Teori ini dipolopori oleh Hugo de Groot, Thomas Hobbes, John Locke, Jean Jacques Rousseau dan Immanuel Kant. Pada pokoknya teori ini berpendapat bahwa orang taat dan tunduk pada hukum karena berjanji menaatinya. Hukum dianggap sebagai kehendak bersama, suatu hasil consensus (perjanjian) dari segenap anggota masyarakat.
c.       Teori kedaulatan Negara.
Pada intinya teori ini berpendapat bahwa ditaatinya hukum karena Negara menghendakinya. Hans Kelsen dalam bukunya “Hauptprobleme der Staatslehre” (1811), “Das Problem der Souveranitat und die Theorie des Volkerechts” (1920), “Allgemeine Staatslehre” (1925) dan “Reine Rechtslehre” (1934) menganggap bahwa hukum itu merupakan “Wille des Staates”. Orang tunduk pada hukum karena merasa wajib menaatinya karena hukum itu adalah kehendak Negara.

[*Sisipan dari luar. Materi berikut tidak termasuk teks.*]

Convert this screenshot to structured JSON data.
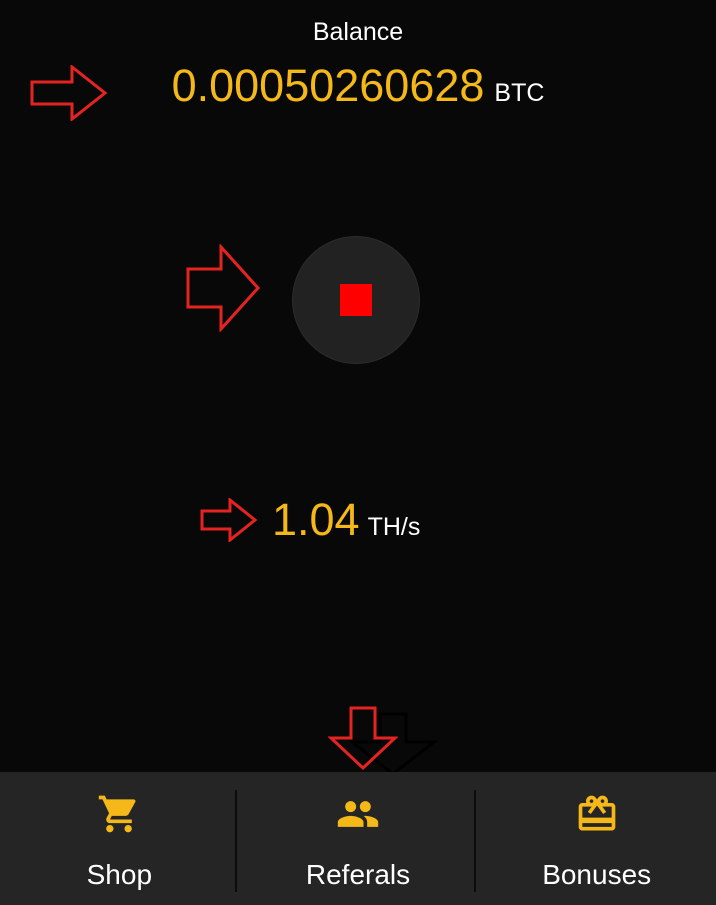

d.      Teori kedaulatan hukum.
Hukum mengikat bukan karena Negara menghendakinya, melainkan karena merupakan perumusan dari kesadaran hukum rakyat. Berlakunya hukum itu karena niali batinnya, yaitu menjelma di dalam hukum itu. Pendapat ini diutarakan oleh Prof. Mr. H. Krabbe dalam bukunya “Die Lehre der Rechtssouveranitat” (1906). Selanjunya, beliau berpendapat bahwa kesadaran hukum yang dimaksud berpangkal pada perasaan hukum setiap individu, yaitu perasaan bagaimana seharusnya hukum itu.

Seperti apa yang sering dikatakan oleh banyak orang bahwa kesadaran hukum merupakan salah satu faktor penentu dari kepatuhan hukum, sehingga dalam mebicarakan mengenai kepatuhan hukum harus dimulai terlebih dahulu dari masalah kesadaran hukum.

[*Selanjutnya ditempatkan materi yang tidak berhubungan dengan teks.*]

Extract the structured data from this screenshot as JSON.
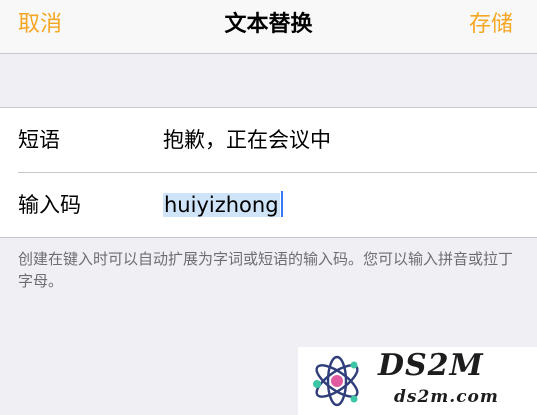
{
  "navbar": {
    "cancel_label": "取消",
    "title": "文本替换",
    "save_label": "存储"
  },
  "form": {
    "phrase_label": "短语",
    "phrase_value": "抱歉，正在会议中",
    "shortcut_label": "输入码",
    "shortcut_value": "huiyizhong"
  },
  "footer": {
    "note": "创建在键入时可以自动扩展为字词或短语的输入码。您可以输入拼音或拉丁字母。"
  },
  "watermark": {
    "title": "DS2M",
    "url": "ds2m.com"
  },
  "colors": {
    "accent": "#f5a623",
    "background": "#efeff4",
    "cell": "#ffffff",
    "separator": "#c8c7cc",
    "footer_text": "#6d6d72",
    "selection": "#cfe3f9",
    "cursor": "#3478f6"
  }
}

Soerjono Soekanto[2] berpendapat bahwa kesadaran hukum merupakan nilai-nilai yang terdapat di dalam diri manusia tentang hukum yang ada atau tentang hukum yang diharapkan ada. Jadi pada dasarnya setiap manusia mempunyai rasa keadilan, dan asas kesadaran hukum ada di dalam diri setiap manusia.
Ada pendapat yang menyatakan bahwa kesadaran hukum yang tinggi menyebabkan warga masyarakat mematuhi ketentuan-ketentuan yang berlaku. Sebaliknya apabila kesadaran hukum sangat rendah maka derajat kepatuhan terhadap hukum juga rendah[3]. Indikator-indikator kesadaran hukum menurut B. Kutschincky adalah :
1.      Pengetahuan tentang peraturan-peraturan hukum (law  awareness);
2.      Pengetahuan tentang isi peraturan-peraturan hukum (law  acquaintance);
3.      Sikap terhadap peraturan-peraturan hukum (legal attitude);
4.      Pola-pola perilaku hukum (law behavior).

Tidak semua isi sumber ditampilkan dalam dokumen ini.